# Passiflora for vivarium?



## Marinarawr (Jan 14, 2009)

I know very little about the Passiflora genus (only what I've read online) and was wondering if anyone has any opinions or experience in keeping these in or out of the vivarium. The flowers are PHENOMENAL and I'd love to have one if conditions are right.


----------



## harrywitmore (Feb 9, 2004)

There are some that may do OK in a viv. I have a couple. I need to get the names from the greenhouse. I will do that tomorrow.


----------



## Marinarawr (Jan 14, 2009)

Thanks very much Harry


----------



## Woodsman (Jan 3, 2008)

Hi Marina,

Most Passifloras become very large vines, so (unless your terrarium is the size of a greenhouse), I can't imagine that it would work out. Also, I notice with my Passifloras in the Summertime, only the ones that receive full sun flower really well. So the lower light in the terrarium would probably produce a lot of vine and few flowers.

They are beautiful, though. Good luck, Richard in Staten Island.


----------



## harrywitmore (Feb 9, 2004)

The 1 I have that is pretty small and I believe at one time someone here had in their viv is Passiflora murucuja. I think there are others but this is one I know of. As with any of the Passiflora, you will have to have very bright light to flower it. This would most likely happen at the top of your enclosure.
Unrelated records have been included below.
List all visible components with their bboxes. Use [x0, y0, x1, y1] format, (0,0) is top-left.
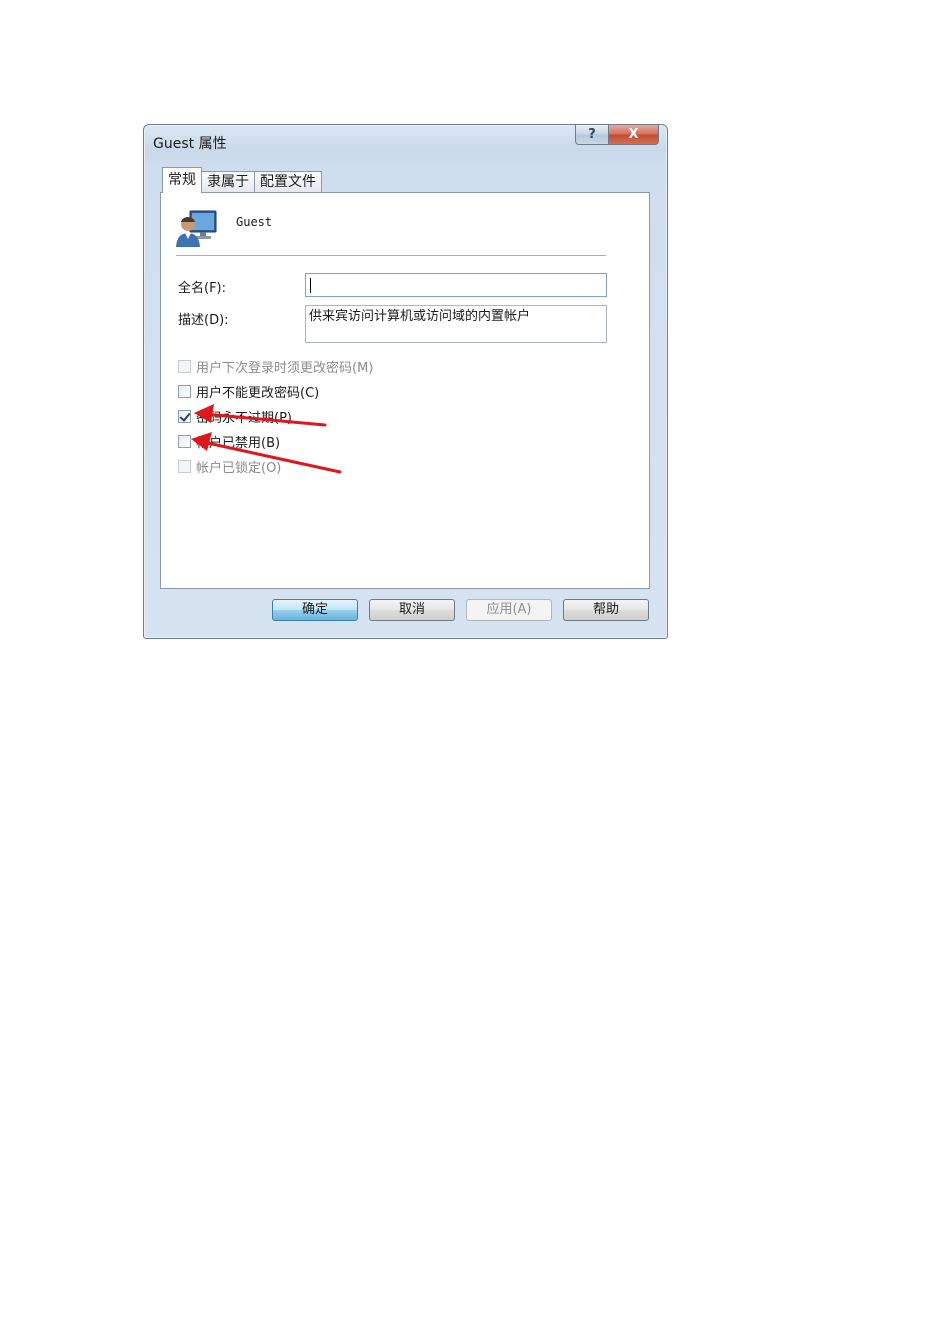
- general-tab-panel: Guest 全名(F): 描述(D): 供来宾访问计算机或访问域的内置帐户 用户…: [160, 192, 650, 589]
- checkbox-account-locked[interactable]: [178, 459, 191, 473]
- checkbox-account-disabled[interactable]: [178, 434, 191, 448]
- text-caret: [310, 278, 311, 293]
- tab-member-of[interactable]: 隶属于: [201, 171, 255, 193]
- checkbox-password-never-expires[interactable]: [178, 409, 191, 423]
- caption-buttons: ? X: [575, 125, 659, 145]
- full-name-label: 全名(F):: [178, 281, 227, 296]
- checkbox-label: 帐户已禁用(B): [196, 435, 281, 451]
- checkbox-label: 密码永不过期(P): [196, 410, 292, 426]
- checkbox-row-account-disabled[interactable]: 帐户已禁用(B): [178, 433, 281, 451]
- guest-properties-dialog: Guest 属性 ? X 常规 隶属于 配置文件 Guest 全名(F): 描述…: [143, 124, 668, 639]
- title-bar[interactable]: Guest 属性 ? X: [144, 125, 667, 157]
- checkbox-row-must-change-password[interactable]: 用户下次登录时须更改密码(M): [178, 358, 374, 376]
- checkbox-label: 用户下次登录时须更改密码(M): [196, 360, 374, 376]
- full-name-input[interactable]: [305, 273, 607, 297]
- window-title: Guest 属性: [153, 136, 227, 152]
- question-icon: ?: [588, 127, 596, 142]
- help-button[interactable]: 帮助: [563, 599, 649, 621]
- cancel-button[interactable]: 取消: [369, 599, 455, 621]
- divider: [176, 255, 606, 256]
- description-label: 描述(D):: [178, 313, 229, 328]
- checkbox-cannot-change-password[interactable]: [178, 384, 191, 398]
- checkbox-row-password-never-expires[interactable]: 密码永不过期(P): [178, 408, 292, 426]
- checkbox-must-change-password[interactable]: [178, 359, 191, 373]
- close-button[interactable]: X: [609, 125, 659, 145]
- description-input[interactable]: 供来宾访问计算机或访问域的内置帐户: [305, 305, 607, 343]
- help-caption-button[interactable]: ?: [575, 125, 609, 145]
- apply-button[interactable]: 应用(A): [466, 599, 552, 621]
- description-value: 供来宾访问计算机或访问域的内置帐户: [309, 309, 531, 324]
- tab-general[interactable]: 常规: [162, 167, 202, 193]
- checkbox-label: 用户不能更改密码(C): [196, 385, 320, 401]
- ok-button[interactable]: 确定: [272, 599, 358, 621]
- tab-strip: 常规 隶属于 配置文件: [162, 167, 322, 193]
- checkbox-row-cannot-change-password[interactable]: 用户不能更改密码(C): [178, 383, 320, 401]
- user-monitor-icon: [176, 210, 217, 247]
- close-icon: X: [628, 127, 639, 142]
- tab-profile[interactable]: 配置文件: [254, 171, 322, 193]
- user-name: Guest: [236, 215, 273, 229]
- checkbox-label: 帐户已锁定(O): [196, 460, 282, 476]
- checkbox-row-account-locked[interactable]: 帐户已锁定(O): [178, 458, 282, 476]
Grassy Knoll Exotic Plants has it listed.


----------



## Marinarawr (Jan 14, 2009)

Thanks guys!

And thanks for including the name of a place that carries the species you recommended... I'm having a terrible time finding the particular plants I'm interested in. I might just wait until my second viv to add something with slightly higher light demands but you never know.


----------